Last modified: 2005-12-10 18:01:35 UTC
Special:Watchlist appears to have stopped working at about 11:00 CST.
DB server lags, removed from replication
Watchlists have stopped again at about noon.
Will catch up shortly.
For background, there are three main causes of this: 1. Too much load on the slave, so it can't keep up with replication while it handles queries. In this situation, we adjust load by adjusting the amount of search we turn off. If they get significantly behind, we turn off search for some of the big wikis using that slave so it can catch up more quickly. 2. An operating system version-related issue on the slave Bacon, which causes it to stop replicating. We can't risk losing Bacon at present so we can't try different operating system versions yet. Becuase we get fast reports of this problem from en, we have this machine set to serve en and Zh wikipedias. The rest are normally unaffected by this issue with the current setup, though in the past any could be affected. The split is mainly for performance reasons - we just had to choose which wikis got the one with the problem. 3. Any other operation which causes replication to stop. There are a wide range of possibilities. This is less commmon than 1 or 2. For 1 and 2, on 14 October 2004 we ordered two more database slaves to add to the two we have. They are being set up now, after delays at both the vendor due to a compatibility issue and with our install person being unavailable. The new ones have a different operating system version from Bacon and will confirm whether that resolves the problem Bacon is having, as well as giving us enough excess capacity to risk losing Bacon for a while if there is a problem while switching it to that version.

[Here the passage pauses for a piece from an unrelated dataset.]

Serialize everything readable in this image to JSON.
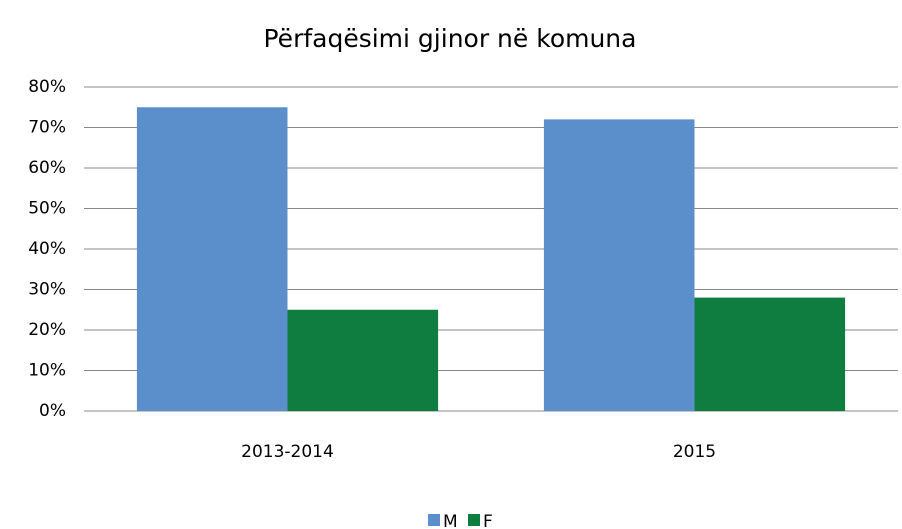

The Bacon problem is still around but has been worked around with a modification to servmon which automtically corrects the problem. It's seen less often on the new system with the later operating system version, only once so far. The two new database servers have reduced the general lag problems. Search is now on full time at full rate. Some MediaWiki 1.4 issues (changed queries) which can cause lag are still being identified and dealt with - either with querybane rules or programming chances in MediaWiki. Two comon causes of significant lag have been removed: special page updating is now done on a different, not in service, server and copied in without significant lag. Searchindex updating is also done while slaves are offline and no longer causes lag.
Guess this is no longer an issue. ;)
*** Bug 2637 has been marked as a duplicate of this bug. ***